Return Of The Hooligans – Ann Widdecombe In Europe

hooligans

It was an outburst that initially made me laugh, such was the clumsiness, inaccuracy and frankly vaudeville nature of Ann Widdecombe’s rant at the European parliament. Having heard that she is unrepentant and will not apologize in the least for her pathetic performance that was so out-of-place in Strasbourg, I now not only feel embarrassed about being born in the same country as her, but also ashamed. Europe has just witnessed the return of British hooligans.

It’s a feeling that breaks my heart and one that I never thought that I could harbour. Since the EU referendum, I have read numerous Facebook posts relating how British citizens felt ashamed to be British. It was a feeling that I could not identify with.

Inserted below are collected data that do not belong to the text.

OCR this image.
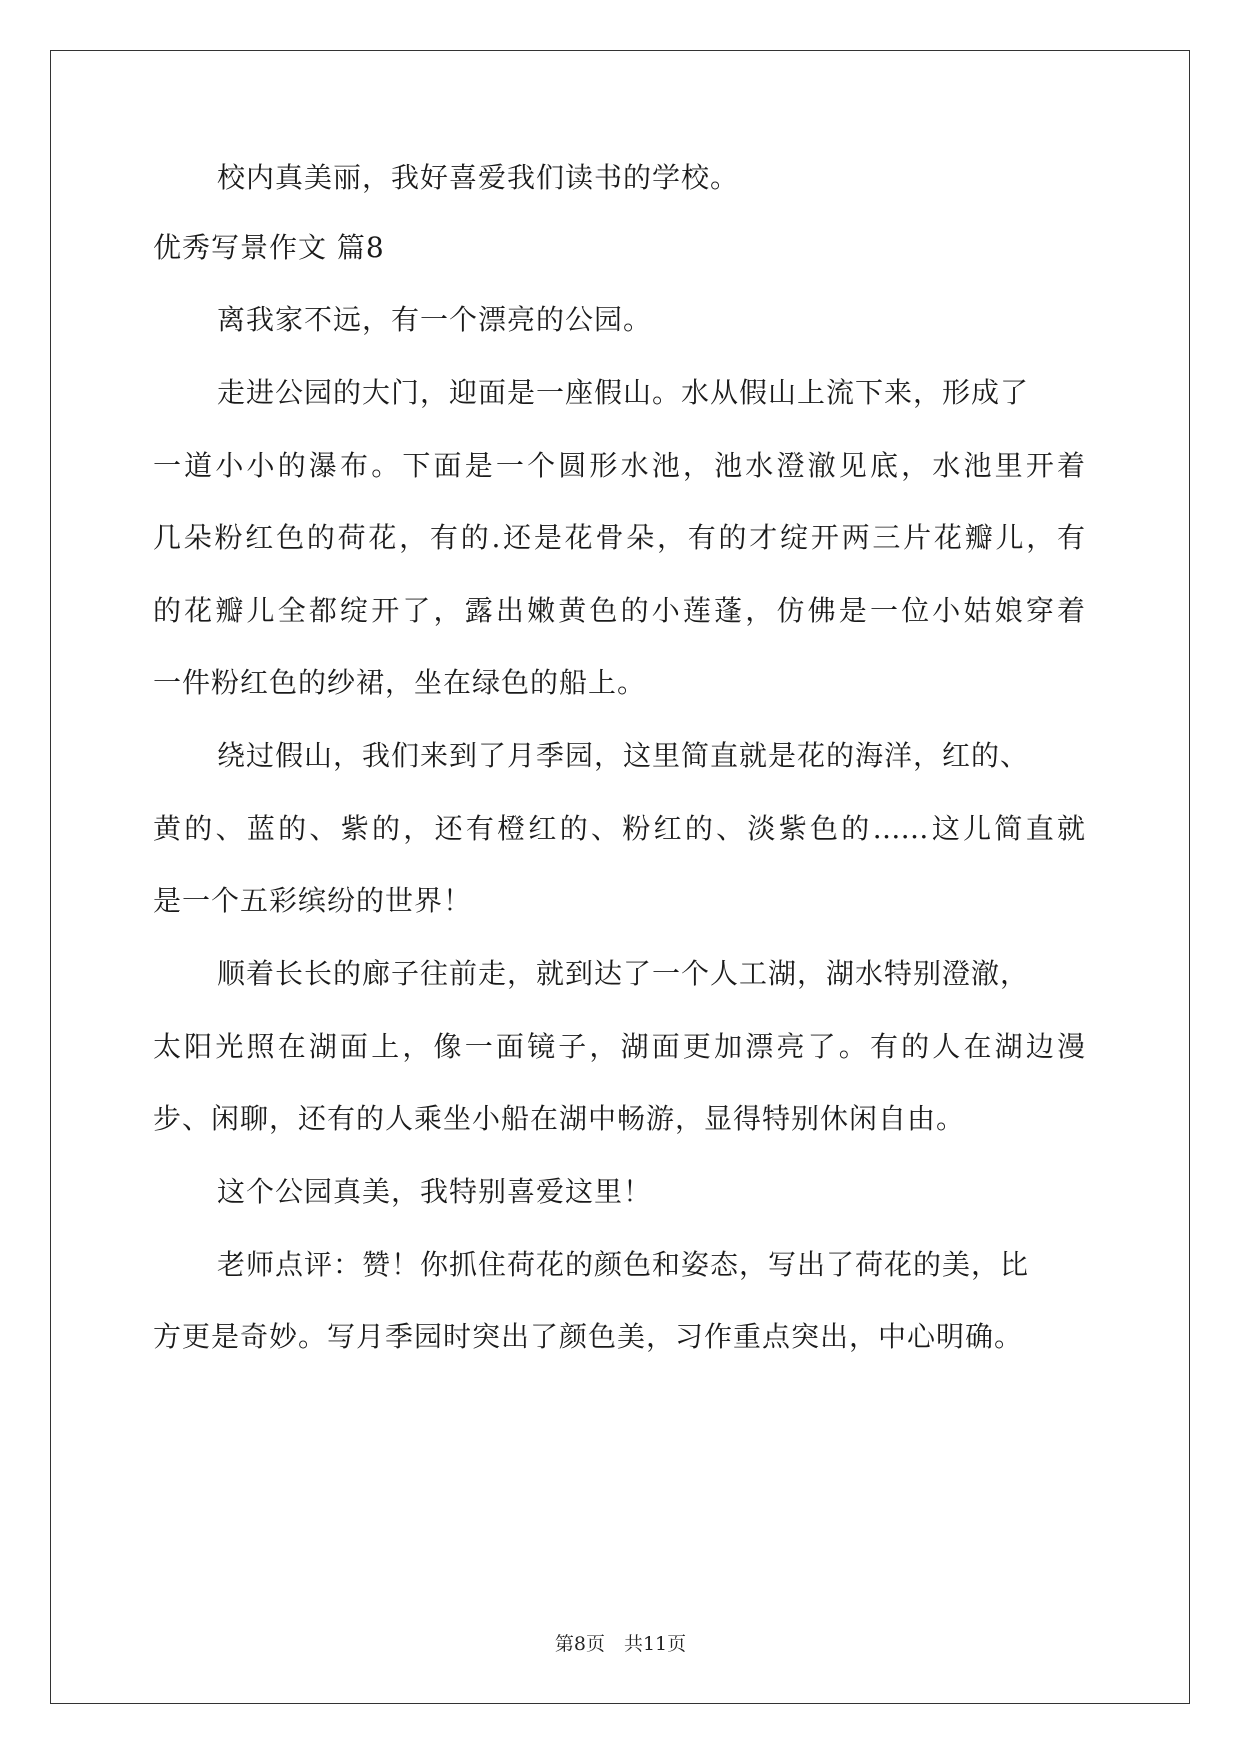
校内真美丽，我好喜爱我们读书的学校。
优秀写景作文 篇8
离我家不远，有一个漂亮的公园。
走进公园的大门，迎面是一座假山。水从假山上流下来，形成了
一道小小的瀑布。下面是一个圆形水池，池水澄澈见底，水池里开着
几朵粉红色的荷花，有的.还是花骨朵，有的才绽开两三片花瓣儿，有
的花瓣儿全都绽开了，露出嫩黄色的小莲蓬，仿佛是一位小姑娘穿着
一件粉红色的纱裙，坐在绿色的船上。
绕过假山，我们来到了月季园，这里简直就是花的海洋，红的、
黄的、蓝的、紫的，还有橙红的、粉红的、淡紫色的……这儿简直就
是一个五彩缤纷的世界！
顺着长长的廊子往前走，就到达了一个人工湖，湖水特别澄澈，
太阳光照在湖面上，像一面镜子，湖面更加漂亮了。有的人在湖边漫
步、闲聊，还有的人乘坐小船在湖中畅游，显得特别休闲自由。
这个公园真美，我特别喜爱这里！
老师点评：赞！你抓住荷花的颜色和姿态，写出了荷花的美，比
方更是奇妙。写月季园时突出了颜色美，习作重点突出，中心明确。
第8页　共11页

Looking back, was I acting like a small child who keeps on loving his brutal father, who regularly comes home drunk from the local pub and throws insults and fists around the house? Or maybe I have come to realise that I have lost that feeling of Britishness – if there is such a feeling –  so embedded in my veins. The UK has not only all but left the EU, but has also departed from my heart. It is as if my best friend from school has left me to live in a distant town. Yes, I can still see him but it won’t be like it was. We have had are differences though – I remember that “winter of discontent,” doing my homework in candlelight and queueing for hours in the pouring rain to buy a loaf of bread. Despite that, I shall miss him.

 

Ann Widdecombe’s outburst is a stark reminder that the void mentality belonging to football hooligans of the 80s and 90s is still alive and doing well in the back streets of our towns and the suburbs of our cities. It is reminiscent of the scenes of violence that I witnessed in the centre of the French town of Saint-Etienne, when England were knocked out of the 1998 World Cup by Argentina. Yes, they may well have been provoked, but the reaction of the England fans was nothing less than uncontrollable violence that has no place in our societies. England had lost, English supporters were frustrated and angry. They took it out on the streets of a French city, oblivious to the damage they were causing in a city centre that was mine at the time.

 

Ann Widdecombe has rampaged through the corridors of a democratic institution to finally smash the shop window of European democracy.

 

The European parliament is also mine and Ann Widdecombe is no better than those drunken hooligans. She has rampaged through the corridors of a democratic institution to finally smash the shop window of European democracy by comparing it to the oppression of slaves. She is oblivious to the fact that the EU oppression she is so concerned about comprises workers’ rights, consumer protection, food safety and environmental protections, to name but a few. But maybe she doesn’t want that and is partisan of a deregulated country that lets no one in from the outside and cares for no one on the inside, not even the fish swimming in its waters.

 

Ann Widdecombe’s magnificent cri de coeur in the European Parliament neatly encapsulated the anger and frustration of so many Leave voters toward the European Union… – Daily Telegraph

 

Those who voted for Brexit may very well be angry and frustrated, but if as the Daily Telegraph claims, Ann Widdecombe’s outburst did “neatly encapsulate the anger and frustration of so many Leave voters,” there is cause for concern. Her words were not a “magnificent cri de coeur,” but a rancid and disturbing coup de gueule – nothing but a rant.

Donald Tusk was right after all – there is a place in hell for Ann Widdecombe who considers herself to be a clever politician but who made an elementary mistake when pretending to speak French. It may be just as well because if being born in her country has become an embarrassment and shameful to us all, being buried there is becoming a real problem due to lack of space.